Frederick Law Olmsted

“The enjoyment of scenery employs the mind without fatigue and yet exercises it; tranquilizes it and yet enlivens it; and thus, through the influence of the mind over the body gives the effect of refreshing rest and reinvigoration to the whole system.” – Frederick Law Olmsted

Although, Frederick Law Olmsted, throughout his professional life at various points, worked as a farmer, sailor, gold prospector, merchant, journalist, and administrator, the quintessential man for all seasons is most fondly remembered for his considerable contributions to landscape design. Olmsted, in fact, is widely heralded as “The Father of Landscape Design” having helped design some of North America’s most famous public parks.
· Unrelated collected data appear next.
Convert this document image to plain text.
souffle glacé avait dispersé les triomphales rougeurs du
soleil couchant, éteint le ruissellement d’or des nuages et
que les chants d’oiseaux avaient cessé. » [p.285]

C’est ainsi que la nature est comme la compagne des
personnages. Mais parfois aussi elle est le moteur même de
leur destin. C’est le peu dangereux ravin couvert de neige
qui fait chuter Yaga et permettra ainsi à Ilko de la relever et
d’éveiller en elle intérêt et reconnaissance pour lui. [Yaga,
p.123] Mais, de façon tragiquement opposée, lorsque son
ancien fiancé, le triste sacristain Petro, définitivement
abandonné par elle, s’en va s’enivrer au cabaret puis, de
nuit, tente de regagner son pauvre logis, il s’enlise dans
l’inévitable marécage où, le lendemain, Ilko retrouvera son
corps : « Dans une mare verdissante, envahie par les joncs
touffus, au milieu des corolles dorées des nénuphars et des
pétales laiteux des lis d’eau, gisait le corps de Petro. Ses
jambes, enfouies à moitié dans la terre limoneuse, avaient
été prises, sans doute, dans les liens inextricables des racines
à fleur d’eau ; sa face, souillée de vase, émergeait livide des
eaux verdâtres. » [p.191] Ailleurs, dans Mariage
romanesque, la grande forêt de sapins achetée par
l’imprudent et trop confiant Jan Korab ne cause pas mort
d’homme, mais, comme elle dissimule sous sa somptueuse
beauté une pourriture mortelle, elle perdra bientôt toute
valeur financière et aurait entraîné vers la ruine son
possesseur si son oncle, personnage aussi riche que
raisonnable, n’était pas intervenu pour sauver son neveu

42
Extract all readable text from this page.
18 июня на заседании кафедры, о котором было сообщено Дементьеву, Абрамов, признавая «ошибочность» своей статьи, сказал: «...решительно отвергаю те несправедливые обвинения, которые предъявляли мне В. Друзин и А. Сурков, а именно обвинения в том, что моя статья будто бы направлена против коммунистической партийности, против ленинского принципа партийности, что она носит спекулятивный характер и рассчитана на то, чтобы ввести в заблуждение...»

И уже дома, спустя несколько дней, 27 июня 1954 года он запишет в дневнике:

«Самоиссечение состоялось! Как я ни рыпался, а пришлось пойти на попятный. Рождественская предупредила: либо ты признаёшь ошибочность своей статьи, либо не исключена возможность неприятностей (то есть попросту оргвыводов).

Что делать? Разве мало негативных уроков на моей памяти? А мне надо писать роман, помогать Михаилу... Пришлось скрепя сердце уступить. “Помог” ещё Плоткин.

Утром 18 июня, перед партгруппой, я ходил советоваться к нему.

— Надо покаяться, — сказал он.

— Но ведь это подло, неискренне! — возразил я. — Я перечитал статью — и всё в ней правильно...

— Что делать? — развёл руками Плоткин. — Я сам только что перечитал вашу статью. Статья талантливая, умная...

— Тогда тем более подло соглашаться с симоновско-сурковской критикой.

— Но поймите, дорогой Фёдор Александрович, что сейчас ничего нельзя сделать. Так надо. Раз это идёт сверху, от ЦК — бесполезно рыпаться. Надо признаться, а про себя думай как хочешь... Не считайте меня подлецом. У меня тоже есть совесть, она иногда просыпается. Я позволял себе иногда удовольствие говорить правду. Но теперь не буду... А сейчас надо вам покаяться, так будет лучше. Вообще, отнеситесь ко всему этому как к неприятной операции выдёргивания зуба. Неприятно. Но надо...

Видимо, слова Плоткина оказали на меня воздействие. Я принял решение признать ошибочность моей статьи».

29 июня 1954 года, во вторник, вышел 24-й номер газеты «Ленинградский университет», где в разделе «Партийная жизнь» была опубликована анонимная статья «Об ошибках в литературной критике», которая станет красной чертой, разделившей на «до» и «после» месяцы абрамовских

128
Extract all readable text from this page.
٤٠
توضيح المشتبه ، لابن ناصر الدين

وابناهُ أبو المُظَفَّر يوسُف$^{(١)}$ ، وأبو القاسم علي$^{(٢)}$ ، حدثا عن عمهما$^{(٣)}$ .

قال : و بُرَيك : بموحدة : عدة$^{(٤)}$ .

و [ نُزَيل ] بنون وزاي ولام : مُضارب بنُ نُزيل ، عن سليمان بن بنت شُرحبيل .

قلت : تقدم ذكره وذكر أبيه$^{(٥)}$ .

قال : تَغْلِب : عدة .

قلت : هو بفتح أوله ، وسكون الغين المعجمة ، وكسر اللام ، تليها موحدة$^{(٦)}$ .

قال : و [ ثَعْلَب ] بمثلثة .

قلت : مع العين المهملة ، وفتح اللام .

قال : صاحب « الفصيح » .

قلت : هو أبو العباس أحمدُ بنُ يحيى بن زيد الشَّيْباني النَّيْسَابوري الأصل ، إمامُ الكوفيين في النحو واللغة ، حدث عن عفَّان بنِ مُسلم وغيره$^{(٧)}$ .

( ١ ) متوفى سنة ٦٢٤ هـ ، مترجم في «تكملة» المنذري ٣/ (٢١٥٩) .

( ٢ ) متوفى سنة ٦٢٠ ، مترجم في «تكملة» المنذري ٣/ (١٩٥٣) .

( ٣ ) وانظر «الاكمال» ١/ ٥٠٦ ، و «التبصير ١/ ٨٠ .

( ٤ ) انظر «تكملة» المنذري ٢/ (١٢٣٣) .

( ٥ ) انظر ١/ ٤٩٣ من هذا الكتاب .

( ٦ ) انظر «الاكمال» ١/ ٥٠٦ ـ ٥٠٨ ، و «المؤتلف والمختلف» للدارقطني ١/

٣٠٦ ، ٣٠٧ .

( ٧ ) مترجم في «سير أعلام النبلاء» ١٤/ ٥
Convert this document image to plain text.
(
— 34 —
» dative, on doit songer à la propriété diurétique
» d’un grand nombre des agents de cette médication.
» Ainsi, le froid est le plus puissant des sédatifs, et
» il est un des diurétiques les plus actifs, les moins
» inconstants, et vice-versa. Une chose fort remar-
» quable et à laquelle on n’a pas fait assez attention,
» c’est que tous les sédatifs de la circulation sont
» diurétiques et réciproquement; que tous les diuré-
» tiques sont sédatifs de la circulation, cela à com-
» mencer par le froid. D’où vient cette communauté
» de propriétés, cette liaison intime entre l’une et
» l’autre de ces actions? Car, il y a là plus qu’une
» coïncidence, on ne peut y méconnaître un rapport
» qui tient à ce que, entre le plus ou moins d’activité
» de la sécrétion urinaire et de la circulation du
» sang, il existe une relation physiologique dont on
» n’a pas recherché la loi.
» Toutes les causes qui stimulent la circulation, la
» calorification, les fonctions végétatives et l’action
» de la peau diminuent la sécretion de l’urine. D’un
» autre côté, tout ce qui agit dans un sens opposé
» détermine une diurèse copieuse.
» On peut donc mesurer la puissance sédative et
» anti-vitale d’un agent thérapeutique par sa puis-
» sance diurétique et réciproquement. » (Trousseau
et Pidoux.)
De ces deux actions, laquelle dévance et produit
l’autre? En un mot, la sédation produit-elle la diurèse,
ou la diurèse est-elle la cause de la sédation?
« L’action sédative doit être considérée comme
Born in Hartford, CT in 1822, Olmsted took after his father’s love of nature from an early age. Olmsted’s father took young Frederick on many a carriage ride through the Connecticut countryside, giving birth to the boy’s lifelong love affair with the natural world. When a brief illness prevented Olmsted from attending Yale College, he set out on a series of worldly adventures that included working on merchant vessel bound for China, hiking 300 miles in England and Wales, and touring Europe’s finest parks.

Olmsted gained acclaim writing about his travels in England and in the American South before being awarded with the prestigious position of Superintendent of Central Park in New York City. As it existed prior to Olmsted’s tenure, Central Park was 700+ acres of swamp, overgrowth, and squalor. Inspired by the great European public gardens he had witnessed first hand, Olmsted forged a working partnership with Calvin Vaux (an English architect whom Olmsted would work with numerous times throughout his career) and turned Central Park into the natural wonder it is today in Manhattan.

After his work at Central Park, Olmsted spent time during the Civil War serving the head of the Sanitary Commission (the 1860′s equivalent to the Red Cross) and afterwards played a significant role in championing Yosemite as one of America’s first national parks.

Once he concluded his western exploits, Olmsted returned to the Big Apple to work on the majestic Prospect Park in Brooklyn (which always remained a project close to the architect’s heart). From the late 1860s up through the 1890s, the most formidable green thumb designed a plethora of landscape projects with and without Vaux (the pair dissolved their professional relationship in 1872).

Most notably, Olmsted designed the grounds at Harvard College, Mount Royal Park in Montreal, George Vanderbilt’s Biltmore Estate, and the gardens at the 1893 Columbian Exposition in Chicago, IL (as chronicled by Erik Larson in his best-selling book, The Devil in the White City).

More than a century after his death in 1903, millions of people enjoy the artistic creations Olmsted crafted out of the earth every year.